Matières : Procédure
Mots clés : Demande de renvoi d’une juridiction à une autre – Compétence Cour de cassation – Suspicion légitime – Ordre public touché (Non)
En l’absence de preuves rapportées par les requérants sur la soi-disant relation de la famille des requis avec les magistrats, et compte tenu du fait de l’inexistence d’une cause pouvant toucher l’ordre public, la suspicion légitime n’est pas fondée.
Cassation : Ordinaire
Nature : Civile
Solution : Rejet
ARRET N° 16 du 22 février 2011
Dossier : 15/06-RENV
DEMANDE RENVOI D’UNE JURIDICTION À UNE AUTRE – COMPÉTENCE COUR DE CASSATION – SUSPICION LÉGITIME – ORDRE PUBLIC TOUCHÉ (NON)
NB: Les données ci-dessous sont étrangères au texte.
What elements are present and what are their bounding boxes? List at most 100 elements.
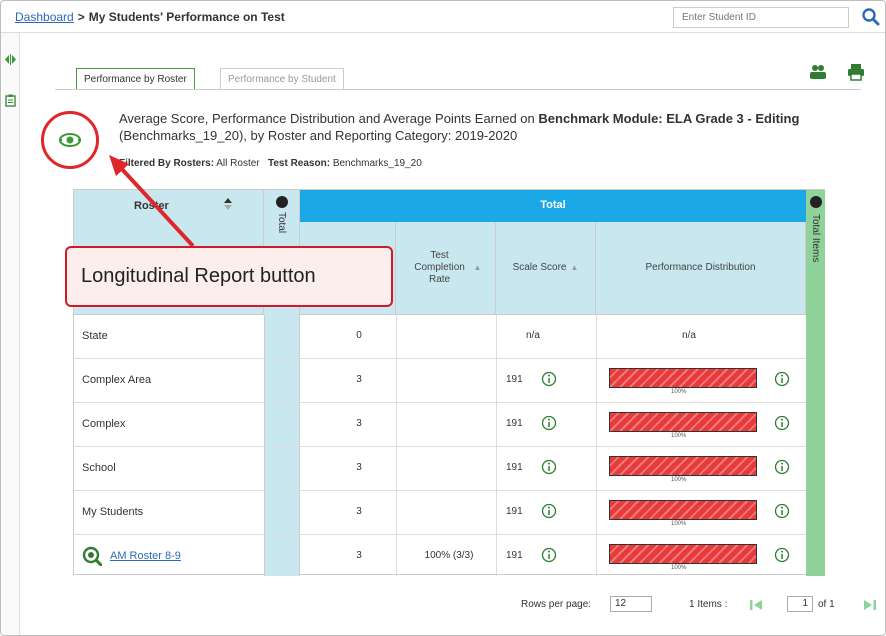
performance-bar-label: 100% bbox=[671, 477, 687, 483]
performance-bar[interactable] bbox=[609, 412, 757, 432]
performance-bar[interactable] bbox=[609, 368, 757, 388]
breadcrumb-separator: > bbox=[77, 10, 85, 24]
performance-bar-label: 100% bbox=[671, 433, 687, 439]
row-score: 191 bbox=[506, 374, 523, 385]
page-total-label: of 1 bbox=[818, 599, 835, 610]
column-divider bbox=[596, 315, 597, 576]
roster-header-label: Roster bbox=[134, 200, 169, 212]
row-score: 191 bbox=[506, 506, 523, 517]
info-icon[interactable] bbox=[541, 503, 557, 519]
info-icon[interactable] bbox=[541, 547, 557, 563]
tab-divider bbox=[55, 89, 861, 90]
info-icon[interactable] bbox=[541, 371, 557, 387]
sort-icon[interactable]: ▲ bbox=[474, 262, 482, 274]
heading-assessment: Benchmark Module: ELA Grade 3 - Editing bbox=[538, 111, 800, 126]
row-name: State bbox=[82, 330, 108, 342]
row-count: 3 bbox=[356, 462, 362, 473]
filter-label-rosters: Filtered By Rosters: bbox=[119, 158, 215, 169]
scale-score-column-header[interactable]: Scale Score ▲ bbox=[496, 222, 596, 315]
performance-bar-label: 100% bbox=[671, 389, 687, 395]
total-items-column[interactable]: Total Items bbox=[806, 190, 825, 576]
print-icon[interactable] bbox=[847, 63, 865, 81]
collapsed-total-label: Total bbox=[276, 212, 287, 234]
column-divider bbox=[264, 315, 265, 576]
filter-value-test-reason: Benchmarks_19_20 bbox=[332, 158, 422, 169]
collapse-total-icon[interactable] bbox=[276, 196, 288, 208]
longitudinal-report-button-highlight bbox=[41, 111, 99, 169]
roster-link[interactable]: AM Roster 8-9 bbox=[110, 550, 181, 562]
performance-bar-label: 100% bbox=[671, 565, 687, 571]
last-page-icon[interactable] bbox=[863, 598, 877, 612]
row-count: 3 bbox=[356, 374, 362, 385]
expand-panel-icon[interactable] bbox=[4, 53, 17, 66]
row-score: n/a bbox=[526, 330, 540, 341]
row-score: 191 bbox=[506, 550, 523, 561]
annotation-callout: Longitudinal Report button bbox=[65, 246, 393, 307]
sort-icon[interactable] bbox=[224, 198, 232, 210]
row-dist: n/a bbox=[682, 330, 696, 341]
rows-per-page-label: Rows per page: bbox=[521, 599, 592, 610]
row-score: 191 bbox=[506, 418, 523, 429]
info-icon[interactable] bbox=[774, 459, 790, 475]
total-group-header: Total bbox=[300, 190, 806, 222]
student-id-input[interactable] bbox=[673, 7, 849, 28]
row-score: 191 bbox=[506, 462, 523, 473]
row-name: Complex Area bbox=[82, 374, 152, 386]
row-name: My Students bbox=[82, 506, 144, 518]
longitudinal-report-icon[interactable] bbox=[58, 129, 82, 151]
info-icon[interactable] bbox=[774, 415, 790, 431]
column-divider bbox=[396, 315, 397, 576]
sort-icon[interactable]: ▲ bbox=[571, 262, 579, 274]
row-name: Complex bbox=[82, 418, 126, 430]
table-row: State 0 n/a n/a bbox=[74, 315, 806, 359]
table-row: Complex 3 191 100% bbox=[74, 403, 806, 447]
scale-score-header-label: Scale Score bbox=[512, 262, 567, 273]
expand-total-items-icon[interactable] bbox=[810, 196, 822, 208]
performance-bar-label: 100% bbox=[671, 521, 687, 527]
filter-summary: Filtered By Rosters: All Roster Test Rea… bbox=[119, 158, 422, 169]
rows-per-page-input[interactable]: 12 bbox=[610, 596, 652, 612]
clipboard-icon[interactable] bbox=[4, 94, 17, 107]
app-window: Dashboard > My Students' Performance on Te… bbox=[0, 0, 886, 636]
completion-rate-column-header[interactable]: Test Completion Rate ▲ bbox=[396, 222, 496, 315]
breadcrumb-dashboard-link[interactable]: Dashboard bbox=[15, 10, 74, 24]
table-row: Complex Area 3 191 100% bbox=[74, 359, 806, 403]
search-icon[interactable] bbox=[861, 7, 881, 27]
performance-bar[interactable] bbox=[609, 500, 757, 520]
tab-performance-by-student[interactable]: Performance by Student bbox=[220, 68, 344, 90]
breadcrumb: Dashboard > My Students' Performance on Te… bbox=[15, 10, 285, 24]
info-icon[interactable] bbox=[774, 503, 790, 519]
row-count: 3 bbox=[356, 506, 362, 517]
info-icon[interactable] bbox=[541, 459, 557, 475]
performance-distribution-column-header: Performance Distribution bbox=[596, 222, 806, 315]
filter-label-test-reason: Test Reason: bbox=[267, 158, 331, 169]
page-number-input[interactable]: 1 bbox=[787, 596, 813, 612]
page-title: My Students' Performance on Test bbox=[88, 10, 285, 24]
performance-bar[interactable] bbox=[609, 456, 757, 476]
heading-prefix: Average Score, Performance Distribution … bbox=[119, 111, 535, 126]
info-icon[interactable] bbox=[774, 371, 790, 387]
table-row: AM Roster 8-9 3 100% (3/3) 191 100% bbox=[74, 535, 806, 579]
zoom-roster-icon[interactable] bbox=[82, 546, 102, 566]
table-row: My Students 3 191 100% bbox=[74, 491, 806, 535]
column-divider bbox=[496, 315, 497, 576]
info-icon[interactable] bbox=[774, 547, 790, 563]
row-name: School bbox=[82, 462, 116, 474]
group-users-icon[interactable] bbox=[809, 63, 827, 81]
items-count-label: 1 Items : bbox=[689, 599, 728, 610]
total-items-label: Total Items bbox=[810, 214, 821, 263]
row-count: 3 bbox=[356, 550, 362, 561]
row-completion-rate: 100% (3/3) bbox=[424, 550, 474, 561]
table-row: School 3 191 100% bbox=[74, 447, 806, 491]
info-icon[interactable] bbox=[541, 415, 557, 431]
performance-bar[interactable] bbox=[609, 544, 757, 564]
completion-rate-header-label: Test Completion Rate bbox=[414, 250, 465, 285]
tab-performance-by-roster[interactable]: Performance by Roster bbox=[76, 68, 195, 90]
row-count: 3 bbox=[356, 418, 362, 429]
report-heading: Average Score, Performance Distribution … bbox=[119, 110, 879, 144]
header-bar: Dashboard > My Students' Performance on Te… bbox=[1, 1, 885, 33]
left-rail bbox=[1, 33, 20, 635]
first-page-icon[interactable] bbox=[749, 598, 763, 612]
filter-value-rosters: All Roster bbox=[216, 158, 260, 169]
row-count: 0 bbox=[356, 330, 362, 341]
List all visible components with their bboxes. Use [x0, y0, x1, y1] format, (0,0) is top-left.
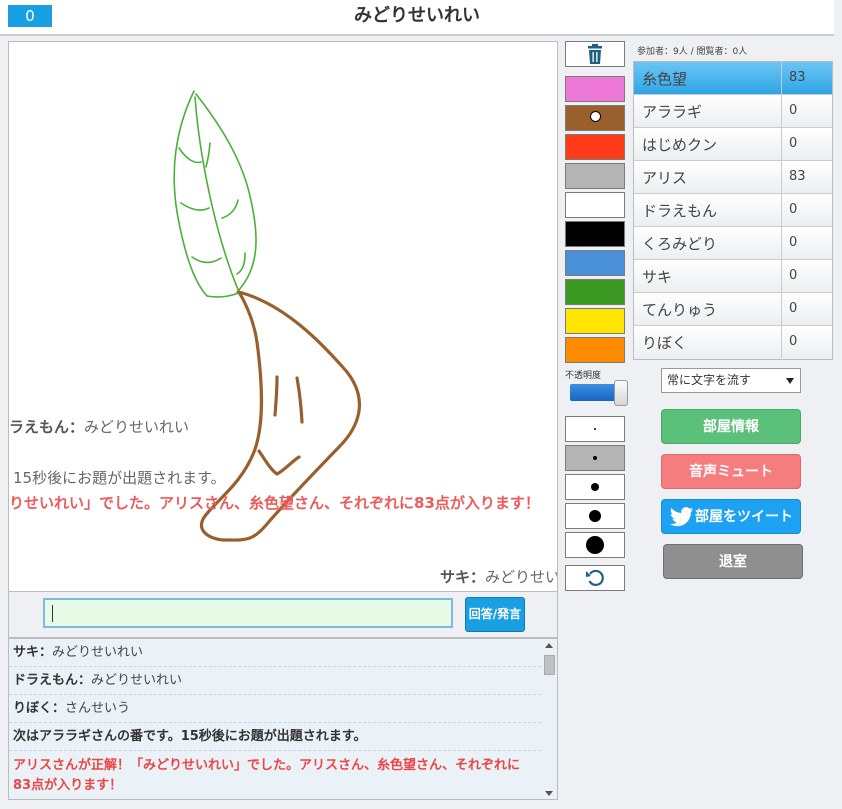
banana-mouth-stroke	[257, 449, 301, 476]
leaf-vein-stroke	[206, 291, 242, 298]
player-name: りぼく	[642, 334, 688, 352]
brush-size-3[interactable]	[565, 474, 625, 500]
player-name: 糸色望	[642, 70, 688, 88]
color-swatch-orange[interactable]	[565, 337, 625, 363]
player-name: くろみどり	[642, 235, 718, 253]
tweet-room-label: 部屋をツイート	[695, 509, 793, 525]
log-row-alert: アリスさんが正解！「みどりせいれい」でした。アリスさん、糸色望さん、それぞれに8…	[9, 751, 541, 799]
player-score: 0	[781, 95, 833, 127]
room-info-button[interactable]: 部屋情報	[661, 409, 801, 444]
brush-size-2[interactable]	[565, 445, 625, 471]
opacity-label: 不透明度	[565, 371, 602, 381]
player-row[interactable]: アリス 83	[634, 161, 832, 194]
flow-message: サキ：みどりせい	[440, 568, 558, 586]
banana-eye-stroke	[295, 376, 304, 424]
undo-icon	[586, 569, 604, 586]
color-swatch-blue[interactable]	[565, 250, 625, 276]
log-row: りぼく：さんせいう	[9, 695, 541, 723]
answer-input[interactable]	[43, 598, 453, 628]
chevron-down-icon	[786, 378, 794, 384]
brush-size-1[interactable]	[565, 416, 625, 442]
player-score: 83	[781, 161, 833, 193]
trash-icon	[588, 44, 602, 64]
leaf-vein-stroke	[180, 202, 210, 211]
leaf-vein-stroke	[191, 256, 222, 264]
player-row[interactable]: はじめクン 0	[634, 128, 832, 161]
player-score: 0	[781, 194, 833, 226]
player-row[interactable]: てんりゅう 0	[634, 293, 832, 326]
undo-button[interactable]	[565, 565, 625, 591]
leave-room-button[interactable]: 退室	[663, 544, 803, 579]
flow-message: ラえもん：みどりせいれい	[9, 418, 190, 436]
player-name: アララギ	[642, 103, 703, 121]
answer-button[interactable]: 回答/発言	[465, 597, 525, 632]
answer-bar: 回答/発言	[8, 592, 558, 638]
color-swatch-pink[interactable]	[565, 76, 625, 102]
clear-canvas-button[interactable]	[565, 41, 625, 67]
player-row[interactable]: くろみどり 0	[634, 227, 832, 260]
twitter-bird-icon	[670, 507, 693, 527]
leaf-midrib-stroke	[194, 96, 240, 293]
scroll-up-icon[interactable]	[545, 643, 553, 648]
mute-button[interactable]: 音声ミュート	[661, 454, 801, 489]
player-score: 0	[781, 260, 833, 292]
player-list: 糸色望 83 アララギ 0 はじめクン 0 アリス 83 ドラえもん 0 くろみどり 0 サ…	[633, 61, 833, 360]
color-swatch-yellow[interactable]	[565, 308, 625, 334]
log-row-system: 次はアララギさんの番です。15秒後にお題が出題されます。	[9, 723, 541, 751]
color-swatch-brown[interactable]	[565, 105, 625, 131]
leaf-vein-stroke	[221, 199, 239, 219]
player-score: 0	[781, 128, 833, 160]
color-swatch-red[interactable]	[565, 134, 625, 160]
log-row: ドラえもん：みどりせいれい	[9, 667, 541, 695]
flow-mode-value: 常に文字を流す	[667, 373, 752, 387]
brush-size-5[interactable]	[565, 532, 625, 558]
player-row[interactable]: ドラえもん 0	[634, 194, 832, 227]
banana-eye-stroke	[273, 375, 279, 417]
player-score: 0	[781, 326, 833, 358]
leaf-outline-stroke	[173, 90, 208, 297]
player-name: アリス	[642, 169, 688, 187]
player-score: 0	[781, 227, 833, 259]
flow-message-alert: りせいれい」でした。アリスさん、糸色望さん、それぞれに83点が入ります！	[9, 494, 540, 512]
color-swatch-gray[interactable]	[565, 163, 625, 189]
leaf-vein-stroke	[236, 252, 246, 275]
player-name: ドラえもん	[642, 202, 718, 220]
opacity-slider[interactable]	[570, 384, 620, 401]
flow-mode-select[interactable]: 常に文字を流す	[661, 368, 801, 393]
top-bar: 0 みどりせいれい	[0, 0, 834, 36]
log-row: サキ：みどりせいれい	[9, 639, 541, 667]
chat-log[interactable]: サキ：みどりせいれい ドラえもん：みどりせいれい りぼく：さんせいう 次はアララ…	[8, 638, 558, 800]
player-row[interactable]: りぼく 0	[634, 326, 832, 359]
color-swatch-white[interactable]	[565, 192, 625, 218]
brush-size-4[interactable]	[565, 503, 625, 529]
scroll-down-icon[interactable]	[545, 791, 553, 796]
player-name: はじめクン	[642, 136, 718, 154]
selected-indicator-icon	[590, 111, 601, 122]
room-stats: 参加者：9人 / 閲覧者：0人	[637, 47, 748, 57]
player-row[interactable]: 糸色望 83	[634, 62, 832, 95]
player-name: てんりゅう	[642, 301, 718, 319]
leaf-vein-stroke	[205, 142, 211, 168]
player-score: 83	[781, 62, 833, 94]
page-title: みどりせいれい	[354, 5, 480, 26]
flow-message: 15秒後にお題が出題されます。	[13, 469, 226, 487]
color-swatch-green[interactable]	[565, 279, 625, 305]
player-row[interactable]: サキ 0	[634, 260, 832, 293]
leaf-vein-stroke	[178, 147, 202, 164]
drawing-canvas[interactable]: ラえもん：みどりせいれい 15秒後にお題が出題されます。 りせいれい」でした。ア…	[8, 41, 558, 592]
tweet-room-button[interactable]: 部屋をツイート	[661, 499, 801, 534]
scroll-thumb[interactable]	[544, 655, 555, 675]
player-row[interactable]: アララギ 0	[634, 95, 832, 128]
log-scrollbar[interactable]	[543, 641, 556, 798]
color-swatch-black[interactable]	[565, 221, 625, 247]
player-name: サキ	[642, 268, 673, 286]
player-score: 0	[781, 293, 833, 325]
text-caret	[52, 605, 53, 622]
opacity-slider-thumb[interactable]	[614, 380, 628, 406]
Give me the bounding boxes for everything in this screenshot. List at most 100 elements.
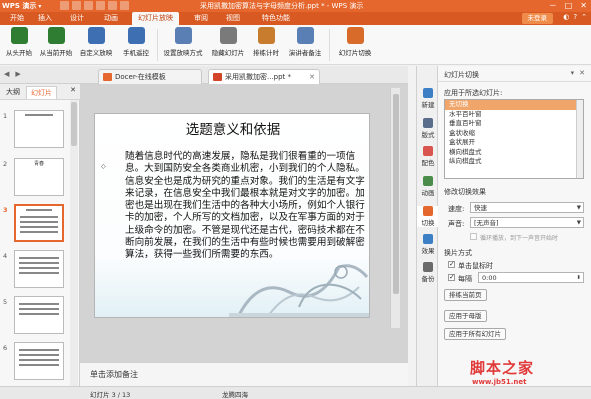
wps-app-menu[interactable]: WPS 演示 ▾ [2,0,41,12]
phone-remote-button[interactable]: 手机遥控 [118,27,154,63]
effect-list-scrollbar[interactable] [576,100,583,178]
new-icon[interactable] [60,1,69,10]
notes-pane[interactable]: 单击添加备注 [80,362,408,386]
sound-label: 声音: [448,220,465,228]
slide-scrollbar[interactable] [390,88,400,328]
pane-close-icon[interactable]: ✕ [579,69,585,77]
ribbon: 从头开始 从当前开始 自定义放映 手机遥控 设置放映方式 隐藏幻灯片 排练计时 … [0,25,591,65]
menu-review[interactable]: 审阅 [194,12,208,25]
modify-effect-label: 修改切换效果 [444,188,486,196]
pane-close-icon[interactable]: ✕ [70,86,76,94]
slide-thumbnail-pane: 1 2 青春 3 4 5 6 [0,100,80,386]
advance-label: 换片方式 [444,249,472,257]
hide-slide-button[interactable]: 隐藏幻灯片 [208,27,248,63]
on-click-label: 单击鼠标时 [458,262,493,270]
effect-item[interactable]: 垂直百叶窗 [445,119,583,129]
speed-select[interactable]: 快速 ▼ [470,202,584,213]
timer-icon [257,27,275,44]
apply-all-button[interactable]: 应用于所有幻灯片 [444,328,506,340]
setup-show-button[interactable]: 设置放映方式 [160,27,206,63]
effect-item[interactable]: 水平百叶窗 [445,110,583,120]
menu-view[interactable]: 视图 [226,12,240,25]
advance-time-stepper[interactable]: 0:00 ⬍ [478,272,584,283]
tab-docer-templates[interactable]: Docer-在线模板 [98,69,202,84]
menu-slideshow[interactable]: 幻灯片放映 [132,12,179,25]
every-checkbox[interactable] [448,273,455,281]
slide-thumbnail-6[interactable] [14,342,64,380]
side-backup-button[interactable]: 备份 [417,262,439,283]
slide-number: 6 [3,344,8,352]
slide-thumbnail-1[interactable] [14,110,64,148]
minimize-button[interactable]: － [549,0,557,12]
on-click-checkbox[interactable] [448,260,455,268]
close-button[interactable]: ✕ [580,0,587,12]
window-title: 采用凯撒加密算法与字母频度分析.ppt * - WPS 演示 [200,2,364,10]
slide-title[interactable]: 选题意义和依据 [95,118,371,138]
docer-icon [103,73,112,81]
open-icon[interactable] [72,1,81,10]
help-icon[interactable]: ? [573,13,577,21]
print-icon[interactable] [96,1,105,10]
window-controls: － □ ✕ [549,0,587,12]
loop-sound-checkbox[interactable] [470,233,477,240]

« En l’absence de preuves rapportées par les requérants sur la soi-disant relation de la famille des requis avec les magistrats, et compte tenu du fait de l’inexistence d’une cause pouvant toucher l’ordre public, la suspicion légitime n’est pas fondée. »
Établissement XXX
C/
A.A.
REPUBLIQUE DE MADAGASCAR
AU NOM DU PEUPLE MALAGASY
COUR DE CASSATION
CHAMBRE CIVILE, COMMERCIALE ET SOCIALE
La Cour de Cassation, Chambre Civile, Commerciale et Sociale en son audience publique ordinaire du mardi vingt-deux février deux mille onze tenue au palais de Justice à Anosy a rendu l'arrêt dont la teneur suit
LA COUR
Après en avoir délibéré conformément à la loi :
Statuant sur le pourvoi des Établissement XXX représentés par leur Président Directeur demandant le dessaisissement du tribunal de première instance de Mahajanga au profit du tribunal de première instance d'Antananarivo pour juger leur litige, objet des procédures nº1093/3 et 922/3 :
Attendu qu'ils exposent en substance que deux procédures les opposant à A.A. et à A.B. sont pendantes devant la juridiction civile de Mahajanga qu'ils doutent sur le sort desdites procédures car ayant assigné A.A. et A.B. à comparaître devant le tribunal civil de Mahajanga le 22 août 2003 concernant la propriété Yémen, ces derniers ont obtenu une ordonnance les autorisant à faire ouvrir par huissier la maison sise sur la propriété litigieuse et ont procédé à l'ouverture des lieux alors que les requérants n'ont pas été notifiés de ladite ordonnance et que par une autre ordonnance en date du 05 février 2004, les requérants ont été autorisés à procéder à la réouverture des lieux et à l'inventaire physique des biens leur appartenant et que les requis affirment qu'ils gagneront le procès car il y a dans leur famille des gens qui connaissent bon nombre de magistrats et qui sont amis avec eux;
Attendu qu'en application de l'article 24, 2ème alinéa de la loi organique n°2004-36 du 1er octobre 2004, la Cour Suprême statue sur les demandes de renvoi d'une juridiction à une autre pour cause de suspicion légitimes ou de sûreté publique ;
Attendu que les faits invoqués par les requérants sont insuffisants pour justifier le renvoi d’une juridiction à une autre ;
Qu'en effet A.A. et AB. sont dans leur droit en demandant une ordonnance les autorisant à faire ouvrir la maison sise dans l'enceinte de la propriété litigieuse, qu'en outre, aucune preuve n'est rapportée par les requérants sur les soi-disant relations de la famille des requis avec les magistrats et enfin, il n'existe aucune cause pouvant toucher l'ordre public
Attendu que de ce qui précède, la suspicion légitime n'est pas fondée et qu'il y a lieu de rejeter la demande,
PAR CES MOTIFS
REJETTE la demande ;
Renvoie le dossier de la procédure devant le tribunal de Mahajanga pour continuation de la procédure ;
Condamne le demandeur aux frais et dépens.
Ainsi jugé et prononcé par la Cour de Cassation, Chambre Civile, Commerciale et Sociale, en son audience publique, les jours, mois et an que dessus.
Où étaient présents :
Messieurs et Mesdames :
La minute du présent arrêt a été signée par le Président, le Rapporteur et le Greffier./.